MASSAFRA – Si tratta di un’importante associazione per il territorio, che vuole aiutare tutte le fasce più deboli cercando di migliorare il loro stile di vita.

Obiettivo dell’associazione e il miglioramento della qualità della vita che riguarda la sfera della salute e quella sociale

Molte sono state le iniziative che hanno riguardato la salute e il sociale e di cui è stata protagonista la Presidente dell’Associazione ″Caritas Christi″ di Massafra, Pasqua Galiulo.

Con la vittoria meritata del “Bando Salute 2018”, l’associazione ritiene di raggiungere i seguenti obiettivi:

a) La realizzazione di un’equipe di volontari con esperienza e professionalità che si prendano carico delle richieste degli utenti più anziani. Che collaborino con le parrocchie, i servizi sociali del Comune di Massafra e con i CAAF, in modo da riuscire a portare a buon fine gli interventi.

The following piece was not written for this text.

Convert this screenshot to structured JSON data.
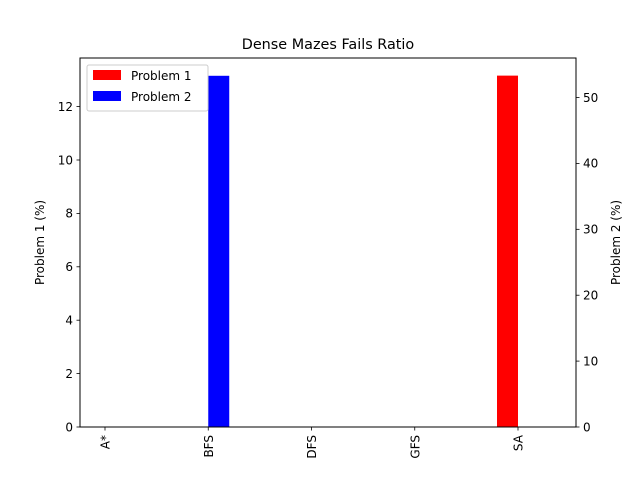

b) La creazione di un’anagrafe di utenti e la realizzazione di un piano individualizzato del bisogno. In questo modo si spera che entro l’anno si possa attuare un piano di visite domiciliari periodiche e un rapporto con gli utenti e con le loro famiglie, per verificare l’andamento del progetto. A tale proposito, si utilizzeranno gli strumenti a disposizione dell’associazione come:

  • Il taxi sociale, per accompagnare gli anziani dal medico o per altri spostamenti personali:
  • Il pony express per fare la spesa;
  • Il centro d’ascolto, che sarà rafforzato, per venire incontro a situazioni di esclusione e di abbandono. Si conta di usufruire anche del supporto psicologico sia per gli utenti presi in carico, che per i rispettivi familiari.

c) La collocazione di un defibrillatore nel quartiere “Prato fiorito” di corso Roma. In questo modo il quartiere sarà cardio-protetto.

Con questi interventi si potranno ridurre i ricoveri ospedalieri o la Casa di Riposo.

d) Altro obiettivo è la realizzazione di attività culturali e ricreative per la popolazione “a rischio”, cioè quella che tende ad emarginarsi e lasciarsi morire.

Con queste iniziative si spera di coinvolgere tutta la collettività, creando una rete di cittadinanza attiva che si dedichi al volontariato.